Hyunjae meneguk minumannya, lalu terdiam sejenak untuk berpikir. Awalnya ia mengangguk, lalu dua detik berikutnya ia menggeleng cepat.

Eric menaikkan sebelah alisnya. Tak mengerti dengan respon Hyunjae yang terbilang goyah.

"Aku masih menyayangi Juyeon, sangat menyayanginya. Dan juga aku sudah jatuh cinta terlalu dalam, dia yang membuatku seperti ini.

"Setelah banyak hal yang kita lalui bersama, selama dua tahun. Aku tahu, Juyeon sudah memiliki kekasih. Tapi aku saat itu tidak peduli, asalkan aku masih bisa bersamanya. Aku begitu nyaman saat bersamanya dikala itu.

"Saat dia bertunangan, aku pun masih sama dengan ketidakpedulianku. Tapi saat setelah ia mengatakan bahwa ia akan menikah, aku begitu cemburu. Aku merasa iri karena aku tidak akan memiliki Juyeon seutuhnya.

"Aku sudah mempertimbangkan ini berkali-kali, tapi Juyeon? Dia tetap membujukku untuk selalu berada disampingnya. Dia selalu berkata masih ada banyak waktu sebelum ia menikah dengan Sihyeon, jadi masih banyak kesempatan juga untuk menghabiskan waktu bersama.
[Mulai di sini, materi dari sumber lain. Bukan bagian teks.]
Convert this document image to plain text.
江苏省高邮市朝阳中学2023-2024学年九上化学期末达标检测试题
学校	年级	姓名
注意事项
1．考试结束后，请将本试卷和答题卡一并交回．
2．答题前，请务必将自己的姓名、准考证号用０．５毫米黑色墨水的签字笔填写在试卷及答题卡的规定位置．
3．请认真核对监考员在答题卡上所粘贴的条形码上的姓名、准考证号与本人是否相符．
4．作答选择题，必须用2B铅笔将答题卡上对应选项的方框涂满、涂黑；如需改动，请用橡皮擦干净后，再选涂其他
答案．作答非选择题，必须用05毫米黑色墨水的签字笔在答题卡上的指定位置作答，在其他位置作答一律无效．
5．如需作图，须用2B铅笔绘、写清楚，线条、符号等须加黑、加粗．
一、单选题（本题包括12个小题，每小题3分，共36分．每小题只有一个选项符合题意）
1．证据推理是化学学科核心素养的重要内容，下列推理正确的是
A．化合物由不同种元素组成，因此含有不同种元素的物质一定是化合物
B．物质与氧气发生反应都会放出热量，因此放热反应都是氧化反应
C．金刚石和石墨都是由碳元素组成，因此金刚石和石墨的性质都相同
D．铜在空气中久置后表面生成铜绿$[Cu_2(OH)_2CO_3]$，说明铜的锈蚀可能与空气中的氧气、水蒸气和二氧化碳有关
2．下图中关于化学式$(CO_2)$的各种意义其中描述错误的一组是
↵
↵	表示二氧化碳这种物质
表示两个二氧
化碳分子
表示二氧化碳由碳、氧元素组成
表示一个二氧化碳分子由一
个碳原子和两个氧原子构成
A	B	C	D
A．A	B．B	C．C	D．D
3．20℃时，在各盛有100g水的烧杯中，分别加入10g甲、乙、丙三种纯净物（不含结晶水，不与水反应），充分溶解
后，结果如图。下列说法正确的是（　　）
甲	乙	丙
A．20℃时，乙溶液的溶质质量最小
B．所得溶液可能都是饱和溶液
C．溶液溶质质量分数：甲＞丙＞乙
"Tapi saat ini, kurang dari dua bulan mereka akan segera menikah, Eric. Dan aku tidak bisa tinggal diam." Saat ini Eric bisa merasa bagaimana hancurnya hati Hyunjae saat ini, bisa dilihat dari pancaran matanya, air matanya menggenang disana yang sebentar lagi akan meluncur bebas ke pipi.

"Apa yang akan kau lakukan, Hyung?" tanya Eric dengan lembut setelah mendengar semua kalimat yang terdengar sangat pahit keluar dari mulut Hyunjae.

Hyunjae terdiam, mengusap matanya kasar agar tidak menangis di depan Eric. Itu memalukan.

"Mungkin aku akan memberi tahu semuanya pada Sihyeon"

Eric terkejut, bukan. Bukan hanya terkejut. Tapi sangat terkejut bahkan tidak bisa ia bayangkan jika Hyunjae mengatakan semua tentang hubungan gelapnya pada Sihyeon.

"Hyung, apa kau tidak memikirkan resikonya terlebih dahulu?"

Hyunjae menggeleng "Aku terus berpikir sampai aku merasa takut jika ini semua terlambat.

"Lagi pula ini semua salah kami. Kami sama-sama bodoh. Yang tidak pernah memikirkan perasaan orang lain yang bahkan akan merasakan sakit lebih dari pada aku atau Juyeon rasakan.

"Aku begitu kasihan dengan Sihyeon yang pasti mengharapkan banyak dengan pernikahan ini."

Eric menepuk bahu Hyunjae pelan, menenangkannya. "Hyung, kau butuh waktu untuk memikirkan semua rencanamu." Ucapnya begitu lembut dan pelan.

"Kau harus berpikir lagi, jika kau memberi tahu ini langsung pada Sihyeon, apakah kau akan tega melihat bagaimana reaksinya saat kau mengatakan semuanya? Bukankah itu jahat?

"Satu hal lagi, kau harus siap menanggung resikonya saat Sihyeon sudah mengetahui apa yang terjadi.

"Harusnya kau yang mengakhiri hubunganmu dengan Juyeon. Semuanya akan berakhir dengan damai walau dirimu yang terluka. Tapi setidaknya, kau tidak akan menyakiti Sihyeon, Hyung."

Satu bulir bening berhasil menetes dari kelopak mata Hyunjae. Ia menangis saat mendengar nasehat dari yang termuda. Eric benar, resikonya begitu besar jika ia memberitahu tentang semua hubungan gelapnya pada Sihyeon.

Ia harus memutuskan hubungannya dengan Juyeon dan membiarkannya berbahagia dengan calon istrinya.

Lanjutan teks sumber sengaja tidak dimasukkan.